Randy Luth cashed out to the tune of millions, and Freedom Group streamlined several of the different branches of operations they acquired from Remington, Bushmaster, and DPMS. You now see "Bushmaster" logo AR15's with the Serpent but no ARM, with "Ilion New York" listed as the place of manufacture (Remington), with BCG's with a "D" stamped on the left side (DPMS), using Remington barrels.
Like I said, none of those 3 companies really exists anymore if looking at them the way we were accustomed to over the years. I already went from thinking Bushmaster is best, to I won't buy one of these ever again after watching their QC and very limited quality go downhill in assembly over the early 2000's, and I would never purchase a legacy DPMS carbine in 5.56 from the Luth era anyway after running them in high volume.

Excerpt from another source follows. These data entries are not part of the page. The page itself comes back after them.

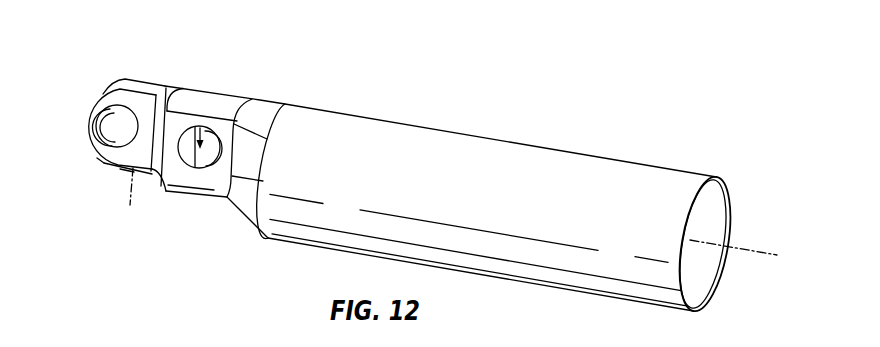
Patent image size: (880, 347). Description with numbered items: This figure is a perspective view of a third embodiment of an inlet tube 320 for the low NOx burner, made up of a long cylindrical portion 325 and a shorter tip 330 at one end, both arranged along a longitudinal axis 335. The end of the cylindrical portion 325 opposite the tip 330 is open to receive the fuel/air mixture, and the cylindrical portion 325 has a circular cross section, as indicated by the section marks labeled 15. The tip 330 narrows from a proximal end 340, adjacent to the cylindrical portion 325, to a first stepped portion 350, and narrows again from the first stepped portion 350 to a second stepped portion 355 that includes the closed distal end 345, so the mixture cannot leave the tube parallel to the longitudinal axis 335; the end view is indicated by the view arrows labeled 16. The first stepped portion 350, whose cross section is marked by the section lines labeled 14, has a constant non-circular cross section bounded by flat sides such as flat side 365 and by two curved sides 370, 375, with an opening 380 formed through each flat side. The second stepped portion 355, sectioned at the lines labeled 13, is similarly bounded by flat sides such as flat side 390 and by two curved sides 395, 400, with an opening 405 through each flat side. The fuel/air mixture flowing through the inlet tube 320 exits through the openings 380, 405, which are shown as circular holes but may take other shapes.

The inlet tube 320 is at (713, 151).
The cylindrical portion 325 is at (595, 172).
The tip 330 is at (203, 86).
The longitudinal axis 335 is at (752, 248).
The proximal end 340 is at (287, 108).
The distal end 345 is at (82, 120).
The first stepped portion 350 is at (208, 196).
The second stepped portion 355 is at (104, 166).
The flat side 365 is at (176, 168).
The curved side 370 is at (226, 99).
The curved side 375 is at (192, 168).
The opening 380 is at (263, 181).
The flat side 390 is at (97, 158).
The curved side 395 is at (137, 80).
The curved side 400 is at (125, 172).
The opening 405 is at (120, 115).
The section line 13- 13 is at (143, 47).
The section line 14- 14 is at (210, 39).
The section line 15- 15 is at (512, 111).
The view direction 16 is at (82, 135).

To me, the GII looks nothing like the Luth era DPMS low grade aluminum, short cut at every corner carbines, because it simply isn't. That won't escape a lot of people who came to the same conclusions that I did about the Luth era DPMS, because you only get one chance to make a 1st impression, and that simple mentality drives a lot of decision making with gun customers.
I like to stay flexible and as updated as possible as to what is going on, and the GII really appears to be a new breed of AR innovation in many aspects, none of which resemble DPMS other than some of the cheap and outdated furniture, which I hope is just a way of getting rid of excess stock, and not a continuation of old designs, like the Glacier Guard, or the heavy pineapple quad rails.
Sure, eat the inventory up of those components which Joe Blow is going to rip off and replace with MI and Sampson, but don't make any new ones. The newer handguard designs that DPMS has offered on their 3-gun and more recent rifles makes a lot more sense, or they can start throwing on the MI and Sampson handguards as factory models, replacing what they are putting on the Recon, SASS, and maybe one other model.
If I were driving the boat, I would design a dedicated and updated lightweight SASS handguard, with a permanent 12 o'clock rail, tons of lightening cuts, vent holes, but a sold attachment system that doesn't rob accuracy or come loose. Nobody should have to mess about with the higher price point models, in my opinion.